Il presidente russo accusa l’Europa di evocare il rischio di una guerra con Mosca e annuncia il rafforzamento della difesa aerea
Nel giorno dell’apertura delle elezioni legislative russe, Vladimir Putin torna a rivolgere dure accuse all’Occidente e all’Unione Europea. Il presidente russo sostiene che Bruxelles alimenti il timore di un possibile conflitto con Mosca nel tentativo di preservare la propria immagine politica e accusa i Paesi occidentali di utilizzare gli ucraini come «carne da cannone».
Secondo Putin, inoltre, il sentimento espresso dagli elettori europei sarebbe contrario a un confronto militare diretto con la Russia. «gli elettori europei hanno chiarito che non vogliono guerra con la Russia», ha dichiarato il capo del Cremlino.
Le dichiarazioni sono arrivate durante una riunione della Commissione militare-industriale, nella quale Putin ha annunciato nuovi interventi per potenziare le capacità russe di difesa aerea e spaziale. Il progetto arriva anche dopo le recenti dichiarazioni di Donald Trump sulle capacità militari statunitensi nello spazio. «La chiave del nuovo Programma di Stato sarà il miglioramento del sistema di difesa aerea. Esso dovrà garantire la distruzione di qualsiasi arma d’attacco aerea e spaziale», ha affermato Putin.
Elezioni sotto l’ombra della guerra
Il voto per il rinnovo della Duma si articola in tre giornate e si svolge mentre prosegue il conflitto in Ucraina. Nelle ore precedenti all’apertura dei seggi, il ministero della Difesa russo ha comunicato l’abbattimento di 629 droni ucraini diretti contro diverse aree del Paese.
Gli attacchi avrebbero interessato 14 regioni russe, compresa l’area di Mosca, oltre alla Crimea occupata e alle acque del Mar Nero e del Mar d’Azov. Le autorità locali hanno riferito di vittime e feriti: nella regione di Kursk, al confine con l’Ucraina, una persona è morta e altre tre sono rimaste ferite. Un’altra vittima è stata segnalata nella parte della regione di Zaporizhzhia sotto controllo russo.
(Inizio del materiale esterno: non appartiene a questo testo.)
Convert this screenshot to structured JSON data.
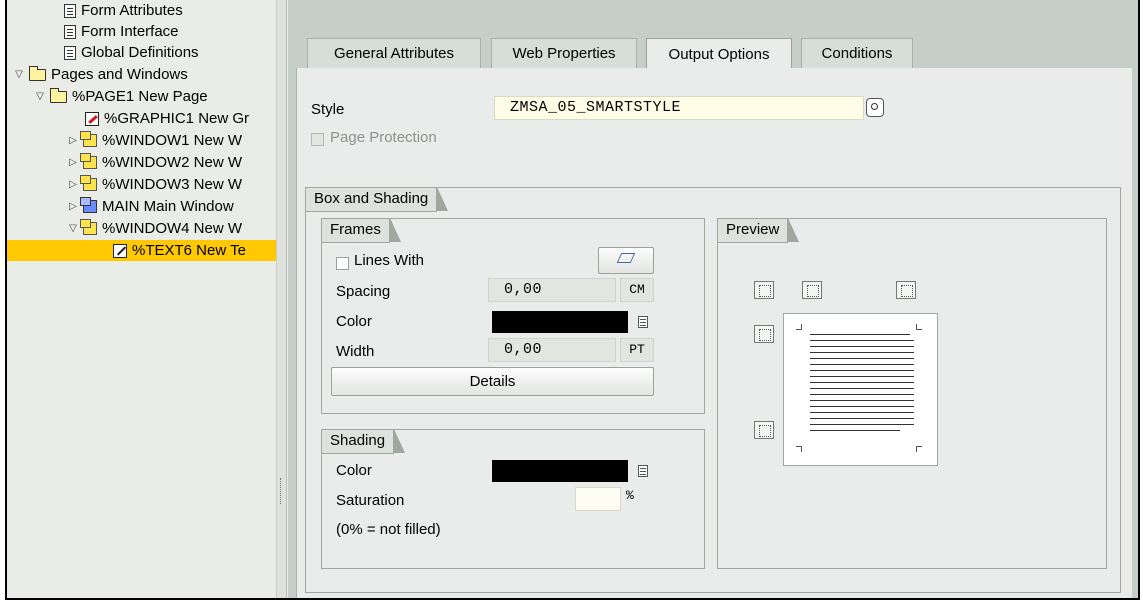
{
  "tree": {
    "items": [
      {
        "label": "Form Attributes",
        "icon": "document-icon"
      },
      {
        "label": "Form Interface",
        "icon": "document-icon"
      },
      {
        "label": "Global Definitions",
        "icon": "document-icon"
      },
      {
        "label": "Pages and Windows",
        "icon": "folder-icon"
      },
      {
        "label": "%PAGE1 New Page",
        "icon": "folder-icon"
      },
      {
        "label": "%GRAPHIC1 New Gr",
        "icon": "graphic-icon"
      },
      {
        "label": "%WINDOW1 New W",
        "icon": "window-icon"
      },
      {
        "label": "%WINDOW2 New W",
        "icon": "window-icon"
      },
      {
        "label": "%WINDOW3 New W",
        "icon": "window-icon"
      },
      {
        "label": "MAIN Main Window",
        "icon": "main-window-icon"
      },
      {
        "label": "%WINDOW4 New W",
        "icon": "window-icon"
      },
      {
        "label": "%TEXT6 New Te",
        "icon": "text-icon"
      }
    ]
  },
  "tabs": [
    {
      "label": "General Attributes"
    },
    {
      "label": "Web Properties"
    },
    {
      "label": "Output Options"
    },
    {
      "label": "Conditions"
    }
  ],
  "form": {
    "style_label": "Style",
    "style_value": "ZMSA_05_SMARTSTYLE",
    "page_protection_label": "Page Protection"
  },
  "box_shading": {
    "title": "Box and Shading",
    "frames": {
      "title": "Frames",
      "lines_with_label": "Lines With",
      "spacing_label": "Spacing",
      "spacing_value": "0,00",
      "spacing_unit": "CM",
      "color_label": "Color",
      "color_value": "#000000",
      "width_label": "Width",
      "width_value": "0,00",
      "width_unit": "PT",
      "details_button": "Details"
    },
    "shading": {
      "title": "Shading",
      "color_label": "Color",
      "color_value": "#000000",
      "saturation_label": "Saturation",
      "saturation_value": "",
      "saturation_unit": "%",
      "note": "(0% = not filled)"
    },
    "preview": {
      "title": "Preview"
    }
  },
  "colors": {
    "selection": "#ffc800",
    "field_bg": "#fffde6",
    "tab_area": "#c6cec9"
  }
}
Per la prima volta, inoltre, le elezioni legislative vengono organizzate anche nelle quattro regioni ucraine parzialmente occupate dalle forze russe e successivamente annesse da Mosca dopo i referendum del 2022, non riconosciuti dall’Ucraina e da gran parte della comunità internazionale.
Nonostante il contesto bellico, le operazioni elettorali si sono svolte senza particolari interruzioni in gran parte del territorio russo. Un’eccezione si è verificata a Sochi, sul Mar Nero, dove il voto è stato sospeso per circa un’ora e mezza a causa di un attacco con droni. Membri delle commissioni elettorali, osservatori e cittadini presenti nei seggi sono stati costretti a raggiungere i rifugi.
Mosca convoca il rappresentante britannico
Sempre nella giornata di apertura del voto, il ministero degli Esteri russo ha convocato l’incaricato d’affari del Regno Unito. Al centro dell’incontro vi sono state le forniture militari britanniche destinate all’Ucraina. Mosca ha espresso una dura protesta per quella che definisce la prosecuzione dell’invio di droni e altre armi a Kiev e ha fatto sapere di riservarsi la possibilità di adottare misure di ritorsione, richiamando il proprio diritto all’autodifesa.
Le autorità russe hanno inoltre ribadito che eventuali strutture militari britanniche presenti in Ucraina e impiegate per operazioni contro il territorio russo verrebbero considerate obiettivi militari legittimi. Il governo di Mosca ha quindi attribuito a Londra la responsabilità di eventuali ulteriori conseguenze legate all’escalation.
Putin vota online, Medvedev al seggio
Durante la prima giornata delle consultazioni, Putin ha espresso il proprio voto attraverso il sistema online. Dmitry Medvedev, ex presidente russo e attuale vice segretario del Consiglio di sicurezza nazionale, si è invece recato personalmente al seggio. Dopo aver votato, Medvedev ha collegato direttamente la partecipazione elettorale alla guerra in corso, dichiarando: «Chiunque prenda parte al voto – ha affermato – contribuisce a rendere più vicina la vittoria sul nemico».
Le elezioni proseguiranno per altre due giornate, in un clima segnato dalla guerra e dalle tensioni tra Mosca, Kiev e i governi occidentali.